“Guess where I’m going for Spring Break?”
I was a newly minted mom of a college freshman, so I wasn’t sure what to expect.
No, wait, that was MTV’s Spring Break.
It shouldn’t have surprised me that my daughter, Emilie, had far different plans than I ever had. She was setting out for a remote location, just not one that would be in any travel magazine.
”Alternative Spring Break” challenges college students to forego an MTV style spring break, and spend a week in the poverty stricken Appalachian region of Kentucky. Along with volunteers from other colleges and universities nationwide, they assisted families, who due to circumstances beyond their control found themselves in desperate need.
If only this was the norm, and not the alternative.
This child who used to try anything to get out of doing her chores, performed tasks I would have never expected. She installed decks, insulation, vinyl siding, and even a roof.
Did nagging her to set the table and vacuum the living room prepare her for this?
Children who learn responsibility grow up to become successful, service oriented adults.
When Emilie was born almost 20 years ago, it was my hope that I would raise her and her siblings to become kind and charitable towards others. These lessons need to begin at home, so I give my kids tasks that they must complete each day. An essential part of parenting is helping our children to learn the importance of taking personal responsibility.

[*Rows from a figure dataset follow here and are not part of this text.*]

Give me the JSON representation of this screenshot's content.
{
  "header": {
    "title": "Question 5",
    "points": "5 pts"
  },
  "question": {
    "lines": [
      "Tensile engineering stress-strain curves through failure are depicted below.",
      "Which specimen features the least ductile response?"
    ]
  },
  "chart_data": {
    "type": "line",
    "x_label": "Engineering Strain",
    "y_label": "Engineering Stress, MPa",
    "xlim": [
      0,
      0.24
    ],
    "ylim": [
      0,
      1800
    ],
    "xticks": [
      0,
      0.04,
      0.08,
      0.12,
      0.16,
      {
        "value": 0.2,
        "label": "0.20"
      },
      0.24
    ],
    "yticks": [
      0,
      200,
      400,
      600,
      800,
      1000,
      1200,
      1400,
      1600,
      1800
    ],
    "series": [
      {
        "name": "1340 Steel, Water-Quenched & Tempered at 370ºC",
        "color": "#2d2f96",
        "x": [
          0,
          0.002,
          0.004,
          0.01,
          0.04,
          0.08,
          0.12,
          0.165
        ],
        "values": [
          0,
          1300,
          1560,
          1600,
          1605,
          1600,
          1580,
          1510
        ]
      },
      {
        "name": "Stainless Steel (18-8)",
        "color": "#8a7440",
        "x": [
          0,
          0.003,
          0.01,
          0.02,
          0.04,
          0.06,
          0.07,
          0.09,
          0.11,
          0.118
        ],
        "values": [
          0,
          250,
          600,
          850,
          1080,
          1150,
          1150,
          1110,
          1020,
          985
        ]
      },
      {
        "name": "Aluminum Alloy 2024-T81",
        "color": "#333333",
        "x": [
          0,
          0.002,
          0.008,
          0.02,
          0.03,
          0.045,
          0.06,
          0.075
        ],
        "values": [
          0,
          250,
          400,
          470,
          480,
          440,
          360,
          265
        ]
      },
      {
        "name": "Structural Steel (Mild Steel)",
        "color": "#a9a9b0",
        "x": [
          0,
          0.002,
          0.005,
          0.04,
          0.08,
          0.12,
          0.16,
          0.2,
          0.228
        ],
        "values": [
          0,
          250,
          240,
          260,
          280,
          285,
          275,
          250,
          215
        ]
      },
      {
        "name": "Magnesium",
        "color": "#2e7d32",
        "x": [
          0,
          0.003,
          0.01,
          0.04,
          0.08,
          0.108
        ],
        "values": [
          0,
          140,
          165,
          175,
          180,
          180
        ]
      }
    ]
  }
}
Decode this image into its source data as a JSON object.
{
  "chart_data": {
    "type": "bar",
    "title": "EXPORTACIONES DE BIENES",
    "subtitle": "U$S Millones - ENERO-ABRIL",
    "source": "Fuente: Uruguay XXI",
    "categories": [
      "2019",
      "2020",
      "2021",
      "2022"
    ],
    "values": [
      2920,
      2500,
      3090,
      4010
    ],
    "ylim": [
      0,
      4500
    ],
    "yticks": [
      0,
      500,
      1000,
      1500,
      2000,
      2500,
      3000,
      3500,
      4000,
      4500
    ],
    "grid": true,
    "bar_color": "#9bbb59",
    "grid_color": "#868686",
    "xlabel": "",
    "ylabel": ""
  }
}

Are chores the answer to leading a good life?
My kids don’t want to believe there is a greater goal beyond making sure their beds are made the the laundry makes it into the hamper. Chores make my life a little easier and their lives a little richer.
“I’ll just put my feet up while you sweep, sweetie.”
Seriously, though, as soon as they can walk, my children are expected to put away their toys. As they get older, they start to help with dusting and sweeping. I cannot even tell you how excited my kids get when they wash the walls or the windows. When I give them a spray bottle filled with water and a rag their little eyes light up and I know it buys me 20 minutes to get something else done. Even my preschooler gains such a sense of accomplishment to see that even though he is little, he can make a difference around the house. As they grow, older, I add more challenging tasks along with the added responsibility of homework and studying. My children know what is expected from them before they can enjoy certain privileges and extracurricular activities — chores need to be completed and I expect good reports to come home from school. Hopefully, this guidance (and nagging) is working towards creating a positive attitude that will carry over into their teenage and adult years.
Service oriented projects start in the home. The simple task of making sure the communal living spaces are clean and organized benefits all those who live there. Anyone who has stepped on a LEGO can attest to that.
Helping others in our community is the natural progression of things. Evan, knows that once a week, he needs to put the trash cans out and bring them back in. I am proud that it has become second nature for him to take in our neighbor’s trash cans as well. When he mows our lawn, he will mow theirs as well, with no expectation of compensation.
Giving just comes easy around here. Little hands will empty the pantry and pack up all of my canned goods when the food drive is announced. Alone or together as a family, community outreach has always been a part of our lives.
As Emilie prepares to spend her winter recess on a service learning trip to Thailand, I have no doubt her siblings will someday follow in her charitable footsteps.
Maybe all of my nagging has paid off.